From the perspective of the UK Government, the British Constitution is unitary in nature, possessing certain key elements: foreign affairs are reserved to the UK Government, and this includes EU membership. This view approaches the devolved nations as lacking legal rights in this area, at most to be consulted as matter of courtesy.
But there exists a contrasting view of the Constitution, held by many in devolved nations and some in England. This alternative approach views the UK as a union founded on treaties (Treaty of Union 1706, Good Friday Agreement) and reliant on ongoing consent. It also recognises constitutional practice where much (ie conventions) is not strictly speaking law.
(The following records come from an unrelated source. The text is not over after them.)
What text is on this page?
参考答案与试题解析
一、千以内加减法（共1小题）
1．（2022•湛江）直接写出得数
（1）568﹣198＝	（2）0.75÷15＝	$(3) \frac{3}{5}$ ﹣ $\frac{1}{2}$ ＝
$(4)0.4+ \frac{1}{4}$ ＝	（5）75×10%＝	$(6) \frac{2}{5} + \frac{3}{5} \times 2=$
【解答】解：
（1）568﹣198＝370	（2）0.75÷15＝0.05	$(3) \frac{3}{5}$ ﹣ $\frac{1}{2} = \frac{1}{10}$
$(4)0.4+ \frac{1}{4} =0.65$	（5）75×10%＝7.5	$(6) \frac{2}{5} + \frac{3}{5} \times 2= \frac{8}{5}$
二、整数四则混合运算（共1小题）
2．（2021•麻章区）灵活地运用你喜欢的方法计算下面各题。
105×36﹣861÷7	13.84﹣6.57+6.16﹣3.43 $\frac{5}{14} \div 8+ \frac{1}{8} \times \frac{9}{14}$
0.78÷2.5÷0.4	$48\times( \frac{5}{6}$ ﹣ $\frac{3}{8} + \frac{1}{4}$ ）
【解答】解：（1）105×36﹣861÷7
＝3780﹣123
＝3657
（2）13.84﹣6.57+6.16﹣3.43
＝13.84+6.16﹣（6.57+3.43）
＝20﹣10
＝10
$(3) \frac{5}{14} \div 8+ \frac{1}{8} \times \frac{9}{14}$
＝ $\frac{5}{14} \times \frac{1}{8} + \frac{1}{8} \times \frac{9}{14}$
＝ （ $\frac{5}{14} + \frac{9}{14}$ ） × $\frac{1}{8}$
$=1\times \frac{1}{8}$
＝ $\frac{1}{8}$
Recognition of convention will be vital in the context of the ‘Great Repeal Bill’, where the Sewel Convention will require consent of the devolved legislatures if Westminster appropriates any power returned from the EU that falls within a devolved competence. (The Supreme Court in Miller may have rejected the justiciability of the Sewel Convention, not withstanding its entrenchment in the Scotland Act 2016, but no-one doubts its binding nature as a political convention.)
This alternative interpretation of the British Constitution also recognises that the UK has been transformed, or even revolutionized, by external developments and memberships (such as the EU and Council of Europe) and recalibrated internally by devolution arrangements since 1998 (but also by the Human Rights Act, and a desire for a more principled constitutional development than parliamentary sovereignty allows). As well as enshrining the Sewel Convention in law, the Scotland Act 2016 declared the permanence of the Scottish Parliament, a provision which, if it is to have any meaning, flies in the face of orthodox constitutional law’s assertion of parliamentary sovereignty. We also see a concept of the decentralized and fragmented state at work in Northern Ireland, where the Good Friday Agreement sets out complex provisions regarding cross-community consent, self-determination, and also a role for the Republic of Ireland (and the EU).
Which view of the British Constitution will prevail, and will the Union survive the Brexit process, now that a formal vote calling for a second independence referendum has been made by the Scottish Parliament? In On Fantasy Island, Conor Gearty writes that ‘the problem when political fantasy collides with legal facts is that fantasy can never win’. Perhaps many aspirations for Brexit will be revealed as political fantasy when confronted with the legal challenges of withdrawal under Article 50 and the complexities of the ‘Great Repeal Bill’ (or Bills)?
However, what are the ‘legal facts’ here? Our Constitution, let alone our constitutional law, does not provide determinate answers to many of the questions posed by Brexit. We might argue that this is unsurprising, that Brexit is an extraordinary event, constitutionally unforeseeable, introducing a potential new revolution into UK law and society. Yet the British Constitution has long been vaunted for its adaptability and its ability to cope with new circumstances (the loss of Empire, major world wars, and so on) and for its flexibility and its enduring nature. However, the challenges of Brexit reveal the Constitution’s 21st century weaknesses. An event as momentous as a British withdrawal from the EU requires clear and principled constitutional law as a guide But we do not have that. The British Constitution has become a contested and uncertain object, of sometimes ghostly and shifting form. As a result, we are thrown back onto politics, where the most powerful tend to dominate.